P.S. Whilst we are talking about sovereignty, I hear that the people of Devon are fed up with those mindless bureaucrats in Westminster dictating what happens, and have decided to leave the UK. Devon is hoping to be able to remain within the UK trading block (within the European trading block) and not have hard borders with surrounding counties, but that is not guaranteed. But Devon does import most of its goods from the rest of the UK, so the rest of the UK does have a vested interest in giving us a free trade agreement - but if not Devon can always trade with the rest of the UK (and the rest of Europe) on WTO rules.

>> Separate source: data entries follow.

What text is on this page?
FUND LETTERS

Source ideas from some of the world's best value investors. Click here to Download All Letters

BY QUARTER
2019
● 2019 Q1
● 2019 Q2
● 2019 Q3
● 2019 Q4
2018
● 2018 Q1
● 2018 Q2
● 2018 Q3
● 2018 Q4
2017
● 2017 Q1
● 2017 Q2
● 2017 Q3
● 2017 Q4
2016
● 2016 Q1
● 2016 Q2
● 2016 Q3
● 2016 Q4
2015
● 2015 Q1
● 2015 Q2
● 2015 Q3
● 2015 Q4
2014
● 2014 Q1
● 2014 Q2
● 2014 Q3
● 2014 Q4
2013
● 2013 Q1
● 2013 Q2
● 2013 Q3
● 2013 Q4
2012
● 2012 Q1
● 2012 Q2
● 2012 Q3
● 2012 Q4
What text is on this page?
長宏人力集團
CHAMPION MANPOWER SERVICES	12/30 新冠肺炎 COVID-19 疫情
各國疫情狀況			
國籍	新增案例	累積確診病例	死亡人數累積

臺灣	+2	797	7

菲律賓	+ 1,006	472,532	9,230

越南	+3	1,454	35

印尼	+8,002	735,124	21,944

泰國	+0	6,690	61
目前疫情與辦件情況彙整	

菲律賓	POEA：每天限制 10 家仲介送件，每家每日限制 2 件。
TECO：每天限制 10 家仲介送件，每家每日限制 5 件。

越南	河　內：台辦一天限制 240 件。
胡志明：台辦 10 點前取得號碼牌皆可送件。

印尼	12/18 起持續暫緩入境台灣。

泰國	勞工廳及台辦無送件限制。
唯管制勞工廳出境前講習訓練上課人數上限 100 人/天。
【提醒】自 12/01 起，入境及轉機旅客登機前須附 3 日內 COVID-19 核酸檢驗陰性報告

Unfortunately, unlike the EU, Devon did in the past join the UK’s single currency, so that is an additional hurdle to unwind.
P.P.S. Once Devon has left the UK and is a sovereign nation in its own right once again, it seems likely that East Devon will decide that it is fed up with being dictated to by those mindless bureaucrats in Devon’s County Hall, and will decide to leave Devon in order to regain its own sovereignty. East Devon is hoping to be able to remain within the Devon trading block (within the UK trading block (within the European trading block)) and avoid hard borders with surrounding districts, but this is not guaranteed. But since East Devon does import most of its goods from Devon and through Devon the rest of the UK, so Devon does have a vested interest in giving us a free trade agreement - but if not East Devon can always trade with the rest of Devon (and the rest of the UK (and the rest of Europe)) on WTO rules. Unfortunately unlike the EU, East Devon will likely be a part of the Devon common currency, so that will be an additional hurdle to unwind.
P.P.P.S. Once East Devon has left Devon and is a sovereign nation in its own right, the Ottery St. Mary parish is likely to decide to regain its sovereignty from the mindless East Devon bureaucrats in their new(ish) HQ in Honiton and decide to leave East Devon, hoping to avoid hard borders with the other parishes - but please make your application for your Ottery St. Mary passport early just in case there are border checks when you want to go shopping in the neighbouring town of Honiton.
3. At 09:30 am on 20th Nov Chris Wakefield wrote:
On Paul F’s Brexit subdivisions of sovereignty: the plan may fail because we’ve now almost completely run out of mindless bureaucrats to blame things on, and it would appear that we are simultaneously running out of the public services they used to provide in health, education, public safety and so on. It’s almost as if they were a good thing after all.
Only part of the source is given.